The first thing we did after getting out of the gate in August 2009 was to immediately partner with organizations that had a strong record of successful partnership with government entities in the past. These would include the Yves Landry Foundation, the CME SMART program, the Ontario Chamber of Commerce, the Business Development Bank, and the industrial research assistance program.
This allowed us to put money into existing programs to get it into the marketplace and immediately create jobs. The idea at that time, if you can remember back to the severity of the downturn, was to in fact get folks working, to protect their jobs, be they in construction or other fields. As we did that—quite successfully, by the way—we did want to evolve into having partnerships that didn't just create any jobs. That was important, of course, but we wanted to evolve into having longer term, better quality jobs.
In other files, in other reports that you will read, collaboration among businesses and academia and government probably involves some of the most successful partnerships. Indeed, businesses in Canada tend not to do as much R and D as some of our peer countries, and there are a lot of reasons for that. It's a very complicated matter. But one of the reasons is they don't have research capacity: they don't have Ph.D.s or microscopes on-site.

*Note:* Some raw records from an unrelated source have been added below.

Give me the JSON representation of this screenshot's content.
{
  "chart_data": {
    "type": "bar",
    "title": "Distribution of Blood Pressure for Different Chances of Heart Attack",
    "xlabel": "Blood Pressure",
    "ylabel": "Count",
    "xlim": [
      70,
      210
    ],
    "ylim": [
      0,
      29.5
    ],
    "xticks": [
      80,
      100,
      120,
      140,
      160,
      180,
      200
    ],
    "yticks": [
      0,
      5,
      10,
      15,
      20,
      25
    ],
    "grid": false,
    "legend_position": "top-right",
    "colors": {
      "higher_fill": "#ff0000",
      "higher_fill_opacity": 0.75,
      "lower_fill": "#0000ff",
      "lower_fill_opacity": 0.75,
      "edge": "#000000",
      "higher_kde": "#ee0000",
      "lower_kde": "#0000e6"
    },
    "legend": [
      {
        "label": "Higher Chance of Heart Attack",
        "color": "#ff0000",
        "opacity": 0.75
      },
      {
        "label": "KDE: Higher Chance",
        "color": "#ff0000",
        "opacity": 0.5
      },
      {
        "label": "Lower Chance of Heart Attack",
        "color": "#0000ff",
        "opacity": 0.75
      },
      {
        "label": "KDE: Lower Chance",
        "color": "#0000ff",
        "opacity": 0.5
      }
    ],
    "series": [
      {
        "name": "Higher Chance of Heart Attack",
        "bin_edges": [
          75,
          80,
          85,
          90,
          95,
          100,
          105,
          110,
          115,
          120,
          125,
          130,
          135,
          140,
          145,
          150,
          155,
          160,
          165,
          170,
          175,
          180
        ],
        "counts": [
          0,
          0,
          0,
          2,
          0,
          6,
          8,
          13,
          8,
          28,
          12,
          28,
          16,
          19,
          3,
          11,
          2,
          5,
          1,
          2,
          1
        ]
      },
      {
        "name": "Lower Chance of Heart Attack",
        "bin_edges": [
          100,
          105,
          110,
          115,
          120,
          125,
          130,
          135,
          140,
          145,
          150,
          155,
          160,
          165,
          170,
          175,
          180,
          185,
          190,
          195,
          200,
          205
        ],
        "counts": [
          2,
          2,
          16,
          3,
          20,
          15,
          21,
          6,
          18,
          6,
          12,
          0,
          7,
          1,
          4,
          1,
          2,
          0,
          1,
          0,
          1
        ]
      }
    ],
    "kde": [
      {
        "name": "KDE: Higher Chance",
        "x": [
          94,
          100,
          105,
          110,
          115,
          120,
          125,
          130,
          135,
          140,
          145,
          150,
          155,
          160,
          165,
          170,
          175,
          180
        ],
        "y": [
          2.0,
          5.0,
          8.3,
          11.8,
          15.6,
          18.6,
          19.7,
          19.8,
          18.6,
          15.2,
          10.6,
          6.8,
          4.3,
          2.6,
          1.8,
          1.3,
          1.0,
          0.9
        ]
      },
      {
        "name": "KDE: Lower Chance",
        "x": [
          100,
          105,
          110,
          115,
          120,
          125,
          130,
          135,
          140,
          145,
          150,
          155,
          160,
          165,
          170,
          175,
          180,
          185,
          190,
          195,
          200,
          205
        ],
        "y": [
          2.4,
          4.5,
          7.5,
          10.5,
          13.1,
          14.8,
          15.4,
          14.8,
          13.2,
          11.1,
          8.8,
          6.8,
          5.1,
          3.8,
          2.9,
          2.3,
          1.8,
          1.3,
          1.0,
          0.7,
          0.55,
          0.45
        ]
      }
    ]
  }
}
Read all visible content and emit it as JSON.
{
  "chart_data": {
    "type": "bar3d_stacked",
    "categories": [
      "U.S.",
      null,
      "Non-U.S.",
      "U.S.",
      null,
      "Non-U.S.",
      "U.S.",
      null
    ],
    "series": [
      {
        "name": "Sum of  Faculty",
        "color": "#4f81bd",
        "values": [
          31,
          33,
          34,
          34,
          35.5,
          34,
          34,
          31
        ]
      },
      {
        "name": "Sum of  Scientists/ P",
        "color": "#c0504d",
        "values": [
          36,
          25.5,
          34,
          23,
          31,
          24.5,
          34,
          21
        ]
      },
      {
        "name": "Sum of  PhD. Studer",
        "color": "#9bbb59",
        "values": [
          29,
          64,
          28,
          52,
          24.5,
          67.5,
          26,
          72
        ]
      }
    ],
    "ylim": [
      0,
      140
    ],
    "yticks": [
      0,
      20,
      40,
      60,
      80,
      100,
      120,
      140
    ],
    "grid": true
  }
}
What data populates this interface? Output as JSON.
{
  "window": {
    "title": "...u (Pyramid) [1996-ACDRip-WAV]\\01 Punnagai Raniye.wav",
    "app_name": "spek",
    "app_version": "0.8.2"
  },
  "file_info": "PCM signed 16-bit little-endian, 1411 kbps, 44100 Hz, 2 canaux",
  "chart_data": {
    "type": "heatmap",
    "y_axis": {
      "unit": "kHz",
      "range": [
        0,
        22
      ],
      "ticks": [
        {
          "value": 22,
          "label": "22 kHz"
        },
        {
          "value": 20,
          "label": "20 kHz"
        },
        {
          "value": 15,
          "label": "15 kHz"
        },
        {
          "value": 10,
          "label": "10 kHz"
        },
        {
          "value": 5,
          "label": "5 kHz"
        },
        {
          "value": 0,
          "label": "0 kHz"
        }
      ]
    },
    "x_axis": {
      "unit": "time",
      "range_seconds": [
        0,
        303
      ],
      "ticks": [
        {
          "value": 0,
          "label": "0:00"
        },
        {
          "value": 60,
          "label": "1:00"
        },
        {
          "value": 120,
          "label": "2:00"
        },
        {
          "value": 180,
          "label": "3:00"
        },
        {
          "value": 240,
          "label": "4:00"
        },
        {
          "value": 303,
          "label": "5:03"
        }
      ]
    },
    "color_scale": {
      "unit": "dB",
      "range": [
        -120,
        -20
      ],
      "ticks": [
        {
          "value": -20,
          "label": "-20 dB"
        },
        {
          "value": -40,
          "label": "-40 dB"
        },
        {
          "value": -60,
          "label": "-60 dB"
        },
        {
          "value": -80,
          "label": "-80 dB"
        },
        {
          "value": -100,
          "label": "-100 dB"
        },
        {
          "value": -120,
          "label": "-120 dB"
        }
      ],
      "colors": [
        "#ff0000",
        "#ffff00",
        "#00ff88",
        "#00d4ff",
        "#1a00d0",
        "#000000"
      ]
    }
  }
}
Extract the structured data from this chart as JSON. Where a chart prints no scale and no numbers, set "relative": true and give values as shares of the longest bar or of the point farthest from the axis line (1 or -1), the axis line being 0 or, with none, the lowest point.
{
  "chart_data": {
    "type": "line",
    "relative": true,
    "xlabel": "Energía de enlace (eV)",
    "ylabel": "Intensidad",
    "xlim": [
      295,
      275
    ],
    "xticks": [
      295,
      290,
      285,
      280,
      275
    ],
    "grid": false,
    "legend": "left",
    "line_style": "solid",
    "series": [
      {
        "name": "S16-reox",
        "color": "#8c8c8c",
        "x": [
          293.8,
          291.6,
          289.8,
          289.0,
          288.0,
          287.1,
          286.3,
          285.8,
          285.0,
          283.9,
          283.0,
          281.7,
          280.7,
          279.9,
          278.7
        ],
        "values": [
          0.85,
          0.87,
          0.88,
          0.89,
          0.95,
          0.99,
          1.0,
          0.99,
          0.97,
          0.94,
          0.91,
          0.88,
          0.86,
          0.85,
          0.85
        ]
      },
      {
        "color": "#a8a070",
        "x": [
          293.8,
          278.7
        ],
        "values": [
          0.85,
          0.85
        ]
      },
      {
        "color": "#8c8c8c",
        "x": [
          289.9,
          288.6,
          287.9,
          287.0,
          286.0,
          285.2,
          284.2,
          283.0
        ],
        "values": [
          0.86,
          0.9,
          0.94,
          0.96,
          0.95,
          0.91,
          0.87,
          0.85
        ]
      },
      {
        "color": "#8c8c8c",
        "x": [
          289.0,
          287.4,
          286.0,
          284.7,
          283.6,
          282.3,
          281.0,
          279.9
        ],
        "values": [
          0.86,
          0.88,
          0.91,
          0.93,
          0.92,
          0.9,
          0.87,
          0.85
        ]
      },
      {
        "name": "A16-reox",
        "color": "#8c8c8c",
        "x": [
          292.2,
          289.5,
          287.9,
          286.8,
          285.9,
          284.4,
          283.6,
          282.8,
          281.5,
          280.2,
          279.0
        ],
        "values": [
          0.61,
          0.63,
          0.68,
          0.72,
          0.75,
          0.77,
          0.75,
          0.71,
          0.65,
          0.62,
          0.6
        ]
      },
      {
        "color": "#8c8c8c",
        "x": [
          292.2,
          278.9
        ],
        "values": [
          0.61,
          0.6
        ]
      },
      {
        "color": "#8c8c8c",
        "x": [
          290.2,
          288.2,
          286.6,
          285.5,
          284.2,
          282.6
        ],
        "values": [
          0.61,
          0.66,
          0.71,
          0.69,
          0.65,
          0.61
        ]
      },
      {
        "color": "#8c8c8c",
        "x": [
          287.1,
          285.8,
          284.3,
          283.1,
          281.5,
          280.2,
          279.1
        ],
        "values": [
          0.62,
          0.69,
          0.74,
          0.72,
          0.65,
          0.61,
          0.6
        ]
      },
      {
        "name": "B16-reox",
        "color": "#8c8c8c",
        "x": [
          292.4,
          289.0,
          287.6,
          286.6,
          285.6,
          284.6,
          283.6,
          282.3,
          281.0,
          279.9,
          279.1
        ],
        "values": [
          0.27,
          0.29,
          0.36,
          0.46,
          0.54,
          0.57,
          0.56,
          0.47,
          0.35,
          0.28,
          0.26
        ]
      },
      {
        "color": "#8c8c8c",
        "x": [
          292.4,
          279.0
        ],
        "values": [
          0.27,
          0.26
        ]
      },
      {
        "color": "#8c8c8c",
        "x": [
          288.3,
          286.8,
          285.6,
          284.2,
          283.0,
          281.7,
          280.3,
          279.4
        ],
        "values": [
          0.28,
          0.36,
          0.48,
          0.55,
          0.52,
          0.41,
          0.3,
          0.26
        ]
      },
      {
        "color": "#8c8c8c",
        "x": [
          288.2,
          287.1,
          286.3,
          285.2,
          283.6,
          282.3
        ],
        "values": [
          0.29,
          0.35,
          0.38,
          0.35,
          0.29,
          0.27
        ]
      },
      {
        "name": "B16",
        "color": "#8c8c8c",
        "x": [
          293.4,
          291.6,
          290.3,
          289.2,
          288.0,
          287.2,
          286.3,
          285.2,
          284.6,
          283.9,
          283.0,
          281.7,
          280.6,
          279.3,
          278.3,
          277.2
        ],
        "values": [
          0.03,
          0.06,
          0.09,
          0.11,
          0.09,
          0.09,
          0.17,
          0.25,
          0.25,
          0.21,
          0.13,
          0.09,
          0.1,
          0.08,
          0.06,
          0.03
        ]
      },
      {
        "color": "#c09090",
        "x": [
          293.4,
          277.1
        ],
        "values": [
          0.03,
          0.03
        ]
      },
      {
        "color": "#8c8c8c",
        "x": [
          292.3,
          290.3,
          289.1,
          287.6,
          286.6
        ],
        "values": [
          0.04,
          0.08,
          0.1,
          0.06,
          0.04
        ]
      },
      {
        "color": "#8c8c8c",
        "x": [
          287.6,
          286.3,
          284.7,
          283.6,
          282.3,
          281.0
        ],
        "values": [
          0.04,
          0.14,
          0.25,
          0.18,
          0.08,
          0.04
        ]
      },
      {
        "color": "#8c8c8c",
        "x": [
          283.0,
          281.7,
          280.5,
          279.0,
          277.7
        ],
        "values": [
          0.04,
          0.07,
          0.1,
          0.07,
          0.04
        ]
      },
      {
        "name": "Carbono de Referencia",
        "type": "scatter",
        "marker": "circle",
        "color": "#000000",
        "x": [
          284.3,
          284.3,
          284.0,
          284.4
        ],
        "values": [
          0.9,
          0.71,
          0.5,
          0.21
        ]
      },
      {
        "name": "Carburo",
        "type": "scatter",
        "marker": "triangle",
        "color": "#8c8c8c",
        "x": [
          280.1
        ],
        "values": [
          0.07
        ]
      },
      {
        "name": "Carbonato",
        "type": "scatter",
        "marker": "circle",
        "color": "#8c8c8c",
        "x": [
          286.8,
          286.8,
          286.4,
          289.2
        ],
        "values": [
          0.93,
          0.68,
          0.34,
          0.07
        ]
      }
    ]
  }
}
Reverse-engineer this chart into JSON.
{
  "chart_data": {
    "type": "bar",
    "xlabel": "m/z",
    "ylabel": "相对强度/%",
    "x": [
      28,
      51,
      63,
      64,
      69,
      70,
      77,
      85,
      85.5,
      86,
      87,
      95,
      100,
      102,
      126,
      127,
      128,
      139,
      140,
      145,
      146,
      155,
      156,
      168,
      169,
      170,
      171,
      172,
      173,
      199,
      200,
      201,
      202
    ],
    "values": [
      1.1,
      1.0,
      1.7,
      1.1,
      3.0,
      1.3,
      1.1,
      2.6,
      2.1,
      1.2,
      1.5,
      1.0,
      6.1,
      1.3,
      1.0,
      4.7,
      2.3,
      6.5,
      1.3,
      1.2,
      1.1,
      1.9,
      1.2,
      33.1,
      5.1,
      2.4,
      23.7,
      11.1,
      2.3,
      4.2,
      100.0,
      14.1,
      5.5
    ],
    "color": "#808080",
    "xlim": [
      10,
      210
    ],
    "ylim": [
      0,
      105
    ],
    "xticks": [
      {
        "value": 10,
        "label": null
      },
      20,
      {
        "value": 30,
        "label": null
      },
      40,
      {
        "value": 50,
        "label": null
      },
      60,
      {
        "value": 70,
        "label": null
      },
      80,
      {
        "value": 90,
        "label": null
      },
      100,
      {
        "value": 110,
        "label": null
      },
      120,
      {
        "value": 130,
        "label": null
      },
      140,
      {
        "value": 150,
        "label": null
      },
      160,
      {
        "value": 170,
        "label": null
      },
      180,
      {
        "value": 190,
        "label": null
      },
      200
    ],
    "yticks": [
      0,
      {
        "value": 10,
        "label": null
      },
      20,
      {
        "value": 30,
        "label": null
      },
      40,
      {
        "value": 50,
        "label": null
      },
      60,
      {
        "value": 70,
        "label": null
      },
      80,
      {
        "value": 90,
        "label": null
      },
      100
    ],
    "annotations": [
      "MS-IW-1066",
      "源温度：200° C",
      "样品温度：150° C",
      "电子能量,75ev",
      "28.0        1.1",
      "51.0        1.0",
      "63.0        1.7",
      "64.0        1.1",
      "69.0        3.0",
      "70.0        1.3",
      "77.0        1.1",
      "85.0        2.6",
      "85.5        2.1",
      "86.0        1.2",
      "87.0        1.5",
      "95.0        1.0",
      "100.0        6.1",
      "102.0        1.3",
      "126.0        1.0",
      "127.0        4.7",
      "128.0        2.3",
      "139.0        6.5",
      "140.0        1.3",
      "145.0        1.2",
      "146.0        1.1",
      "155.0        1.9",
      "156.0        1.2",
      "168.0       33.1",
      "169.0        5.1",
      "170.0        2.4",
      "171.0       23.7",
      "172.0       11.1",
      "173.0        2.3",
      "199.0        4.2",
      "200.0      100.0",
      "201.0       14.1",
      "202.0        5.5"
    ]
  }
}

Most of our small businesses have fewer than 50 employees. So by recognizing that opportunity and creating partnerships with colleges and universities with significant research capacity, we were able to put out programs that basically said to universities and colleges, “Here's some funding, and how you get it is to go outside, go down the street, find a small business with a problem, solve it, and then we will pay half of that”. The applied research commercialization program was the impetus of that pilot program. It was so successful that there were 24 academic institutions with over 300 small companies joining up for that funding. We've extended the pilot program by an additional time slot.
These partnerships include everything from small businesses that have invented a wheelchair that can climb stairs, to folks who are making some of the finest luggage on the planet. The wheelchair in question was so light that it wobbled, and a college was able to figure out how to rivet it better so that it didn't wobble, making this company a winner by employing hundreds of people as it then opened and expanded its business.
Those are just some examples of how we evolved into various types of partnerships to gain those longer term globally competitive positions we are after in Ontario.